Ehrlich also challenged Townsend to meet him for a series of public conversations and debates, holding up the low-key vice presidential debate two years ago as a model.

"The people deserve a big-time, full and open conversation," he said. "They deserve to have both candidates sit in a room with all of you here, with cameras and with very little interference from a moderator."

A spokesman for Townsend said it's too early to begin discussing debates, as the lieutenant governor won't officially announce her candidacy until Sunday. But he dismissed Ehrlich's attempt to paint Townsend as being closed off from the media.

"She is extremely open," said William R. Mann, her assistant chief of staff. "She is extremely accessible. She is extremely proud of her record, and she is looking forward to talking about it with all Marylanders."

Ehrlich qualified his support for Smart Growth in one area - criticizing Glendening's occasional efforts to overrule actions by local jurisdictions, particularly in Carroll County, by threatening to withhold state aid. "I get very concerned when I see preemption of local zoning decisions," Ehrlich said.

Also during yesterday's interview, Ehrlich said:

He will announce next week his process for selecting a running mate. He acknowledged that geography will be important, but said the crucial factor will be finding a lieutenant governor with whom he has "a personal, philosophical comfort."

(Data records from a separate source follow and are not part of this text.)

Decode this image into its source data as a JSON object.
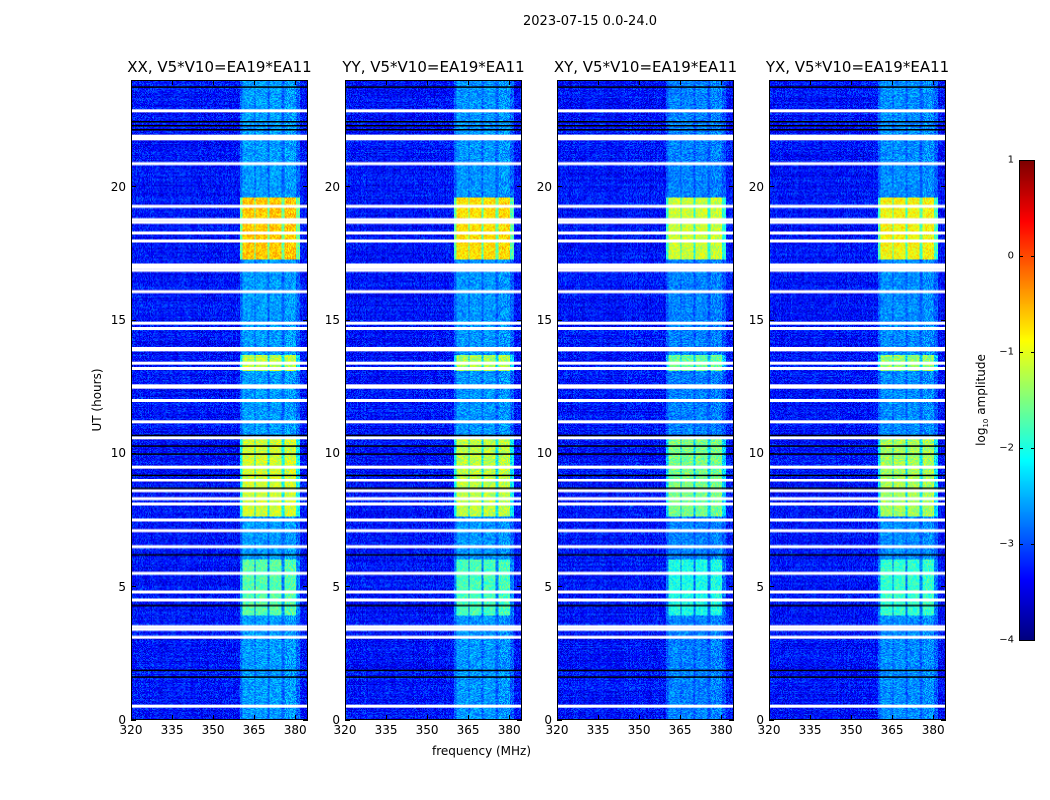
{
  "chart_data": {
    "type": "heatmap",
    "title": "2023-07-15 0.0-24.0",
    "xlabel": "frequency (MHz)",
    "ylabel": "UT (hours)",
    "xlim": [
      320,
      384.7
    ],
    "ylim": [
      0,
      24
    ],
    "xticks": [
      "320",
      "335",
      "350",
      "365",
      "380"
    ],
    "xtick_values": [
      320,
      335,
      350,
      365,
      380
    ],
    "yticks": [
      "0",
      "5",
      "10",
      "15",
      "20"
    ],
    "ytick_values": [
      0,
      5,
      10,
      15,
      20
    ],
    "colormap": "jet",
    "colorbar": {
      "label_main": "log",
      "label_sub": "10",
      "label_rest": " amplitude",
      "range": [
        -4,
        1
      ],
      "ticks": [
        "1",
        "0",
        "−1",
        "−2",
        "−3",
        "−4"
      ],
      "tick_values": [
        1,
        0,
        -1,
        -2,
        -3,
        -4
      ]
    },
    "panels": [
      {
        "title": "XX, V5*V10=EA19*EA11",
        "gain": 1.0
      },
      {
        "title": "YY, V5*V10=EA19*EA11",
        "gain": 0.95
      },
      {
        "title": "XY, V5*V10=EA19*EA11",
        "gain": 0.8
      },
      {
        "title": "YX, V5*V10=EA19*EA11",
        "gain": 0.9
      }
    ],
    "background_level": -3.3,
    "rfi_channels_mhz": [
      [
        361,
        365.4
      ],
      [
        365.8,
        370.2
      ],
      [
        370.9,
        375.3
      ],
      [
        376.4,
        380.8
      ]
    ],
    "rfi_time_intervals": [
      {
        "ut": [
          17.3,
          19.6
        ],
        "level": -0.6
      },
      {
        "ut": [
          7.6,
          10.6
        ],
        "level": -1.1
      },
      {
        "ut": [
          3.9,
          6.0
        ],
        "level": -1.7
      },
      {
        "ut": [
          13.1,
          13.7
        ],
        "level": -1.2
      },
      {
        "ut": [
          0,
          24
        ],
        "level": -2.6
      }
    ],
    "flagged_ut_white": [
      0.5,
      3.1,
      3.4,
      3.5,
      4.5,
      4.8,
      5.5,
      6.5,
      7.1,
      7.5,
      8.1,
      8.3,
      8.6,
      9.0,
      9.5,
      10.6,
      11.2,
      12.0,
      12.5,
      12.55,
      13.2,
      13.4,
      13.9,
      13.95,
      14.7,
      14.9,
      16.1,
      16.9,
      17.0,
      17.1,
      18.0,
      18.3,
      18.7,
      18.8,
      19.3,
      20.9,
      21.85,
      21.9,
      21.95,
      22.9
    ],
    "flagged_ut_black": [
      1.6,
      1.85,
      4.3,
      6.2,
      8.7,
      9.2,
      10.0,
      10.3,
      10.7,
      22.2,
      22.35,
      22.5,
      23.8
    ]
  }
}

He supports building an additional highway crossing over the Potomac River between Montgomery County and Virginia. He also would prefer to build a new Metro "purple line" linking Montgomery and Prince George's counties outside Interstate 495, as is sought by Montgomery County Executive Douglas M. Duncan. Glendening seeks to put it inside the Capital Beltway.

His wife, Kendel, is putting together a June 4 fashion show fund-raiser at Martin's West that she hopes will raise as much as $90,000. "You're going to see very unique things done in this campaign," Ehrlich said. "We're thinking very outside of the box."